The new U.S. sanctions that President Trump announced Thursday will finally cut off the regime from the U.S. dollar, the currency it has continued to rely on for trade. Any institution that does business with Pyongyang will lose access to the U.S. financial system. Meanwhile, Chinese regulators told China’s banks on Monday to stop handling North Korea trade, and many of them had already frozen North Korean accounts.
These mark a significant ramp up in pressure on the North. Americans might think that such sanctions were already in place since the regime first tested a nuclear weapon 11 years ago. Barack Obama once called North Korea “the most heavily sanctioned, the most cut-off nation on Earth.” And the U.S. foreign policy establishment, right and left, has claimed that sanctions were tried and failed to change Pyongyang’s behavior.
Yet until last year United Nations and U.S. sanctions on North Korea were far less stringent than those imposed on Iran before 2015. Only in March 2016 did the U.N. begin to restrict the country’s commercial trade, and only in November did the U.S. sever North Korean banks from its financial system. This June the U.S. finally blacklisted a Chinese bank along with companies and individuals that helped the North obtain forbidden materials for its nuclear and missile programs.
Those were important steps, but on Thursday the gloves really came off. Treasury Secretary Steve Mnuchin told a press briefing, “Foreign financial institutions are now on notice that, going forward, they can choose to do business with the United States or with North Korea, but not both.” The punishments to be meted out are similar to those reserved for financiers of terrorism under the Patriot Act. One Administration official claimed that Thursday’s executive order goes further than sanctions on any other country.

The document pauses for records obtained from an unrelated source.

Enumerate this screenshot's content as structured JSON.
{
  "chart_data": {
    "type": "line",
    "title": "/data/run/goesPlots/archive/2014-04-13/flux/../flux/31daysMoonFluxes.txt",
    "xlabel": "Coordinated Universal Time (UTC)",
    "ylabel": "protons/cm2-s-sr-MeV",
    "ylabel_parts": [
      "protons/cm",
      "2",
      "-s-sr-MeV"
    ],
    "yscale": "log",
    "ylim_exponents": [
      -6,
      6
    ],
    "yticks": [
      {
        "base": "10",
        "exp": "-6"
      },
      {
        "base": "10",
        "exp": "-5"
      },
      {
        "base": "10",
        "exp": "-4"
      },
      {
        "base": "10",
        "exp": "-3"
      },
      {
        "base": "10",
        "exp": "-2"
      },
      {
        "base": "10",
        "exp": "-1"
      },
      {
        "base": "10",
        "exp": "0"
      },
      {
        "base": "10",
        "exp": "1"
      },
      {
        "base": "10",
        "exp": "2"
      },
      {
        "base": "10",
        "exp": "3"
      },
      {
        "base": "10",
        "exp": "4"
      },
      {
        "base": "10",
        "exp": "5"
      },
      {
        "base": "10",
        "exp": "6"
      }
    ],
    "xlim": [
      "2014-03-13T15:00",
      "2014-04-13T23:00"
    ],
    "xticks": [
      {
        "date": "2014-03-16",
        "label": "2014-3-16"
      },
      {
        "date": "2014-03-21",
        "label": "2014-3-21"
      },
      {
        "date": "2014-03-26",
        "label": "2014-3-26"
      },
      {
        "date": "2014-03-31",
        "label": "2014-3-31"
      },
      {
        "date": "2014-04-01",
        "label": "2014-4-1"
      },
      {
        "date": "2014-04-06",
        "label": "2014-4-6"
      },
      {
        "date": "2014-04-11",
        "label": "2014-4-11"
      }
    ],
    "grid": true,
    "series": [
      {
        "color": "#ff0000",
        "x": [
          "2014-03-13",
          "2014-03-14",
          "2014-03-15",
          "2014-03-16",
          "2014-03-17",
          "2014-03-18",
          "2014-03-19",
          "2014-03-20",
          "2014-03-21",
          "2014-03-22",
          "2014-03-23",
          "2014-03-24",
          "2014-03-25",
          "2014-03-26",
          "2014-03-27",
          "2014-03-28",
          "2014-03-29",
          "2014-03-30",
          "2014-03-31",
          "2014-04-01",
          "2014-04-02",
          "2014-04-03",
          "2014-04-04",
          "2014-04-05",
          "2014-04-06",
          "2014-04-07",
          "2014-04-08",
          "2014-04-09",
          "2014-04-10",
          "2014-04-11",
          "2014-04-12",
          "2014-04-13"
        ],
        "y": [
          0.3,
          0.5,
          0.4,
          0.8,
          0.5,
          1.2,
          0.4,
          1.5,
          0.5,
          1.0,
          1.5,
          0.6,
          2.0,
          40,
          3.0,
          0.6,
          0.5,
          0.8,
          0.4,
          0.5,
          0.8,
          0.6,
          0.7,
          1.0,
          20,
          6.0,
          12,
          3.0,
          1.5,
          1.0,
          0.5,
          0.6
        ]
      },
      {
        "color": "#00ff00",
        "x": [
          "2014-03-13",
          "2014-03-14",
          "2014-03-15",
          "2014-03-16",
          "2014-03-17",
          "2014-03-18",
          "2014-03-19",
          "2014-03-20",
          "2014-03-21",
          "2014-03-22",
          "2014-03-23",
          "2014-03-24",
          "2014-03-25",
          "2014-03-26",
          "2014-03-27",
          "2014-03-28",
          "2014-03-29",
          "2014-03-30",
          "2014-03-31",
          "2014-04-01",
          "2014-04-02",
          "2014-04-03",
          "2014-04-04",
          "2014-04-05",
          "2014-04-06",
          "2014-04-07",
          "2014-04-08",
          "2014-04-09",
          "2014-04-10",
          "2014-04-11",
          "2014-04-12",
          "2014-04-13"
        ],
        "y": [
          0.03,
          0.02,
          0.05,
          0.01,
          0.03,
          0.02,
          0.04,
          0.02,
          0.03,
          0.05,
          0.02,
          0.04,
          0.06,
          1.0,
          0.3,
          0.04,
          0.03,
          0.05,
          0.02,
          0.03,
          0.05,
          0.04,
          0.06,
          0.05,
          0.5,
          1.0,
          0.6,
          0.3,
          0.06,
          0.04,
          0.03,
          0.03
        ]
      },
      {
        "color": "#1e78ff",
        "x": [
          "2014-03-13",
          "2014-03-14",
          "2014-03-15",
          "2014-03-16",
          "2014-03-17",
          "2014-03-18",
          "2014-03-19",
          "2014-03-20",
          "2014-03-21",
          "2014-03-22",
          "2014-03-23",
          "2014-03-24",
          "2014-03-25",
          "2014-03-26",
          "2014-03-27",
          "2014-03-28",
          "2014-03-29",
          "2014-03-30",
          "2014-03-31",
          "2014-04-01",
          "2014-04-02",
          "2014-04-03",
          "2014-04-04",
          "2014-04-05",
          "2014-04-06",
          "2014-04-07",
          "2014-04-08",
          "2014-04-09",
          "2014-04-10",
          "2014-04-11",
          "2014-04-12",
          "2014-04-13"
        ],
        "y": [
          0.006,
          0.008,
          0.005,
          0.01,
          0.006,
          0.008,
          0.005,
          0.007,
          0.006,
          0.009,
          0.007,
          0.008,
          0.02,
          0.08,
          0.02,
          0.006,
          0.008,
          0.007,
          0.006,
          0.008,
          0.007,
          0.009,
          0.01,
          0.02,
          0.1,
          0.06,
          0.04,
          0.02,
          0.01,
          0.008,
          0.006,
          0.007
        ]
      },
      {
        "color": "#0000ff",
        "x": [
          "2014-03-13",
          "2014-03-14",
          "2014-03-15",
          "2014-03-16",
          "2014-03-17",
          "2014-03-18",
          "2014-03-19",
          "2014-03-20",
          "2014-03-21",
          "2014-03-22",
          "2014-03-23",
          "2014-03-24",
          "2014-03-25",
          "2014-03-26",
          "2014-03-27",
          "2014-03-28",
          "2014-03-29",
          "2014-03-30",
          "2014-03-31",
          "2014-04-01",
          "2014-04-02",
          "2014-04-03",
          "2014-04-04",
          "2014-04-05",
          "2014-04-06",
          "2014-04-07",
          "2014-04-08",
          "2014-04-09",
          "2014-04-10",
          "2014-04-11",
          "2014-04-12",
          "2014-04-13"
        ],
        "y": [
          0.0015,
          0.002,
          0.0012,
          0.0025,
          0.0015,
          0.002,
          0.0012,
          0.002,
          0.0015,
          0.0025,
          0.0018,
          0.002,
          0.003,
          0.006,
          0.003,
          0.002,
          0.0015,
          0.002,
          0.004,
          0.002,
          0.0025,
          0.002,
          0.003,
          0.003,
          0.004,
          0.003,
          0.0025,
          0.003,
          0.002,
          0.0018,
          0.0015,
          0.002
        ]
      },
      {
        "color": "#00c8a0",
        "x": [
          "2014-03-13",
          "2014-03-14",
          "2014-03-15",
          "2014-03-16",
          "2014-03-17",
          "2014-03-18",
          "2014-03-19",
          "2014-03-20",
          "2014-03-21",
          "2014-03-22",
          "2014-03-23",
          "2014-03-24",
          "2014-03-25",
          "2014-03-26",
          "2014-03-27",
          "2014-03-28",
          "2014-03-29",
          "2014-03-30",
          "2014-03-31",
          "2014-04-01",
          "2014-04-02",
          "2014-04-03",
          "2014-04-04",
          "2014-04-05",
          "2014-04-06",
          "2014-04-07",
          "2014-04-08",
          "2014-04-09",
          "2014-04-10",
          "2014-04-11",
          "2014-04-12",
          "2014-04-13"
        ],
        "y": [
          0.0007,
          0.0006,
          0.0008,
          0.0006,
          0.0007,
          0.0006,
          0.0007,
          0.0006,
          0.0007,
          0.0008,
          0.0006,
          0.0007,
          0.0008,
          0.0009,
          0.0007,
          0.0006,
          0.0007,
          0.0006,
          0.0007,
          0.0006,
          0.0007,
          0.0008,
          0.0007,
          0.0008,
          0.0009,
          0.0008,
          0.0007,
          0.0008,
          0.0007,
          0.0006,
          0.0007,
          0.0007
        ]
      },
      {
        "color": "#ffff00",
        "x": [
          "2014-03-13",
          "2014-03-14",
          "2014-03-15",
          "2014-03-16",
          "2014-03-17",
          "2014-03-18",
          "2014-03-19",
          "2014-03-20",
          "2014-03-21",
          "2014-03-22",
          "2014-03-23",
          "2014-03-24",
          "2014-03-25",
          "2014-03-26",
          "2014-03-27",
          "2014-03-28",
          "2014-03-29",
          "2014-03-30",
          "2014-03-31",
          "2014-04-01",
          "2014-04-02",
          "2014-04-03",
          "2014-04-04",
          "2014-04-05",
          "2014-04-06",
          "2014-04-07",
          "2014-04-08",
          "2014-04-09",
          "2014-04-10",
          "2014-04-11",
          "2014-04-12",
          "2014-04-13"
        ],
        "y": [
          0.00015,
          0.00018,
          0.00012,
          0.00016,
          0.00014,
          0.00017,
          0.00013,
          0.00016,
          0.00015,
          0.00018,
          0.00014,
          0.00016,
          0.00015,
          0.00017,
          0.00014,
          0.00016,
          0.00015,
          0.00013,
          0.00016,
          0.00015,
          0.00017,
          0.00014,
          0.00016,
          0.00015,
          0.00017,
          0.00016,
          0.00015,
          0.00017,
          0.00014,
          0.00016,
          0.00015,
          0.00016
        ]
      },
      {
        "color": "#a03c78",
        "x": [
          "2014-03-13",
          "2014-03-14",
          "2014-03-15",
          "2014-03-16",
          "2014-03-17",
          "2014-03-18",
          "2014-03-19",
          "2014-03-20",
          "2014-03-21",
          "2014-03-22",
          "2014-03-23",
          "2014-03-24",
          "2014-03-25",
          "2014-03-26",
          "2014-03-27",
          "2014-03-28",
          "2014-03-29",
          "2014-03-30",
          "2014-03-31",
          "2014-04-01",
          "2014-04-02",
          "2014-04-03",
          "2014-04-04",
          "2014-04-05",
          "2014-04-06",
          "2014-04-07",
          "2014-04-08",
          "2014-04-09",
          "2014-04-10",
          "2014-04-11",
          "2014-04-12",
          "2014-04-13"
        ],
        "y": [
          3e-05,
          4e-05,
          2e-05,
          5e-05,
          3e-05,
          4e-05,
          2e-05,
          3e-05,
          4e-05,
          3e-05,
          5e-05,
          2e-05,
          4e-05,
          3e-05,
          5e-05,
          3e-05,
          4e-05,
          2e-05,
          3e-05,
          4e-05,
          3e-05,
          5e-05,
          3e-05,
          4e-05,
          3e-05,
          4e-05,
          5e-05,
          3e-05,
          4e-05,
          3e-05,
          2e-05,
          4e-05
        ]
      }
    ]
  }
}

So far the U.S. has declined to sanction large Chinese banks, so will it do that now? It may not have to. Since the U.S. fired its warning shot by sanctioning the Bank of Dandong in June, Chinese banks have frozen or closed North Korean accounts. That has reduced trade flows across the Chinese border by 75%, according to a Kyodo report. Fuel prices began to rise in Pyongyang even before new United Nations sanctions this month capped trade in petroleum.